Legacy Projects & Businesses


This page lists some of the legacy projects and businesses that the Alam-e-Nau founder family have been involved in. This is a sampling of the entirety of the complex and sprawling career of Ramala Hubb’Allah, the founder of Alam-e-Nau, who has a vast and ecological vision and who promised herself to uplift humanity and construct a future in many different ways. Amen.


2016: BetterBonds: Herb & Crystal Products and Wellness Consultancy

A typical BetterBonds shipment, consisting of handmade jewelry and herbal formulations, typically our house-crafted tisanes and balms.

In 2016, the iconic brand and business BetterBonds were born. A “mom & baby business” built for mothers and babies, this was Ramala’s more formidable undertaking with deep spiritual and activist roots. The business brought much joy but also extreme trouble. Ramala and her child went to far lengths to explore possibilities and create and establish the business.

The project reached its crescendo during the COVID pandemic and demand swelled, but the business had to be curtailed due to violence and abuse by the host communities in which Ramala lived, and partly due to the magnitude of business which became too large to handle given the demand and popularity, matched against the poor infrastructure of the region she operated from, and an utter lack of facilities.

It is this experience that has prompted the creation of the project, Alam-e-Nau, which is a meta endeavor about life and business in the trenches of sustainability, while facing violence, politics, and the attrition of a non-supportive patriarchy.

Ramala also admits that we need to build traditional and native skills and extreme patience to operate under the circumstances of most native cultures and regions.

Website: BetterBonds’s website has recently been built anew. No products are available for sale at the moment; the business is in hibernation mode, readying for globally-aligned re-launch.


2013: Online Farmers and Artisans Market (FB Group)

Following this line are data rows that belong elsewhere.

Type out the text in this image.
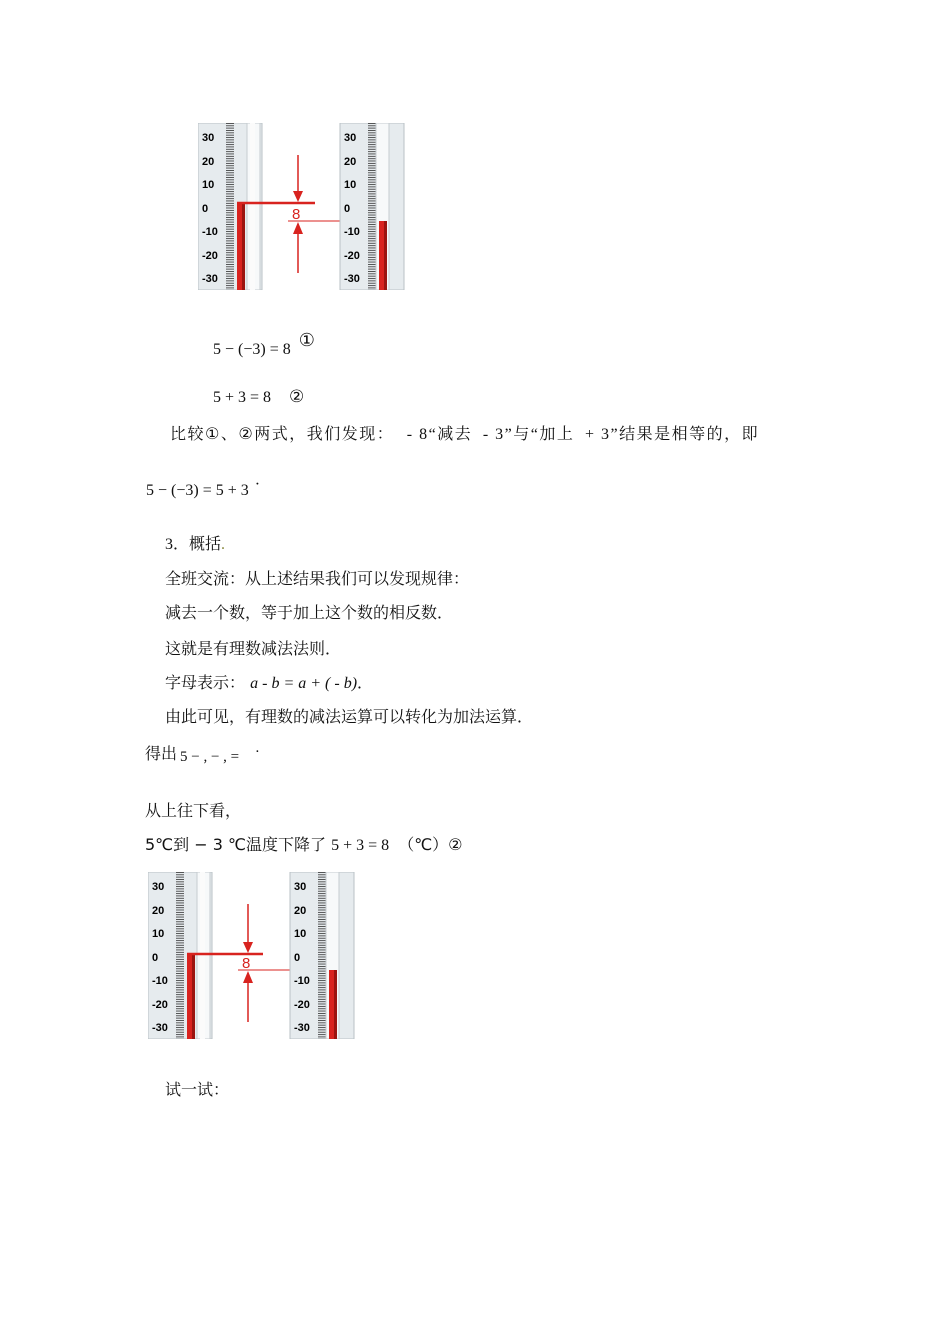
30
20
10
0
-10
-20
-30
8
30
20
10
0
-10
-20
-30
5 − (−3) = 8 ①
5 + 3 = 8 ②
比较①、②两式，我们发现： - 8“减去 - 3”与“加上 + 3”结果是相等的，即
5 − (−3) = 5 + 3 ·
3．概括.
全班交流：从上述结果我们可以发现规律：
减去一个数，等于加上这个数的相反数．
这就是有理数减法法则．
字母表示： a - b = a + ( - b)．
由此可见，有理数的减法运算可以转化为加法运算．
得出 5 − , − , = ·
从上往下看，
5℃到 − 3 ℃温度下降了 5 + 3 = 8 （℃）②
30
20
10
0
-10
-20
-30
8
30
20
10
0
-10
-20
-30
试一试：
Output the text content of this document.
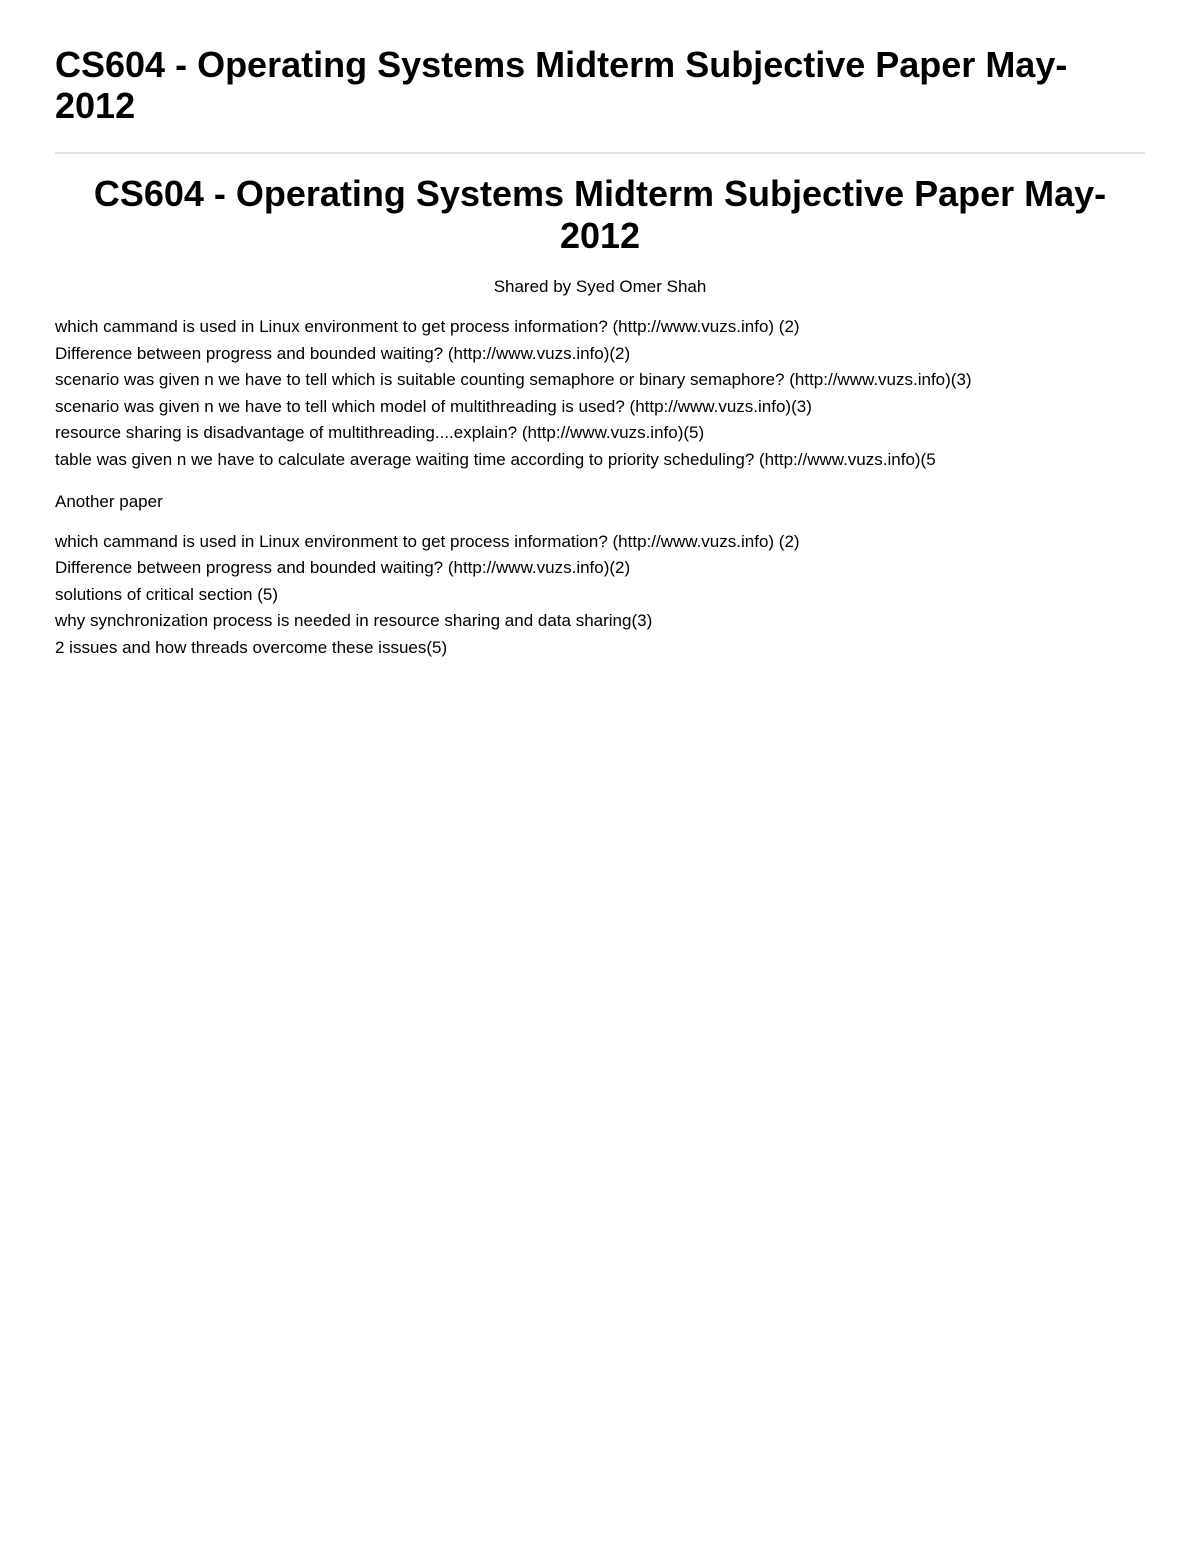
CS604 - Operating Systems Midterm Subjective Paper May-2012
CS604 - Operating Systems Midterm Subjective Paper May-2012

Shared by Syed Omer Shah

which cammand is used in Linux environment to get process information? (http://www.vuzs.info) (2)
Difference between progress and bounded waiting? (http://www.vuzs.info)(2)
scenario was given n we have to tell which is suitable counting semaphore or binary semaphore? (http://www.vuzs.info)(3)
scenario was given n we have to tell which model of multithreading is used? (http://www.vuzs.info)(3)
resource sharing is disadvantage of multithreading....explain? (http://www.vuzs.info)(5)
table was given n we have to calculate average waiting time according to priority scheduling? (http://www.vuzs.info)(5

Another paper

which cammand is used in Linux environment to get process information? (http://www.vuzs.info) (2)
Difference between progress and bounded waiting? (http://www.vuzs.info)(2)
solutions of critical section (5)
why synchronization process is needed in resource sharing and data sharing(3)
2 issues and how threads overcome these issues(5)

Ramala writing one of the many mini-charters on the FB Group for the Online Farmers Market.

In 2013 Alam-e-Nau founder Ramala initiated and ran for several years an online farmers and artisans market that likewise enabled, connected and introduced many new and some somewhat and a few more established players in the market. This is also where she incubated the idea to start her own herbalist business, BetterBonds.

Link: Online Farmers & Artisans Market, Pakistan. The group is no longer managed by Ramala Hubb’Allah, and appears to not been getting updated frequently.


2008: My Kitchen Garden Project–a Food-Growing Network (Facebook Group)

Ramala holds a beefsteak tomato in her hand at a farm in Chitral, during a visit in 2014.

In 2008, in anticipation of an economic collapse and adversity and intensity of climate shift, Alam-e-Nau founder Ramala Hubb’Allah used Facebook to create a food-growing network and invited people from across Pakistan (whoever was online, of course, and online presence was not evenly distributed) to join the network and “start growing food whether you own a pot, or a plot”. The adaptive approach made flexible participation possible; connections were made, the weaker members were supported by the stronger ones, gifts exchanged, donations made and gardens started. Members later reported starting their own businesses, such as beekeeping, inspired by the exhortations and teachings of Ramala.

(Please note that the network was later handed over and ran by an admin who then completely took charge and gave the network a life of its own.)

Later, Ramala started other drives about seed-saving and the plantations of food forests, all of which also took off. She was disabled herself and remained bed-bound while taking care of her child, and was not able to participate much herself.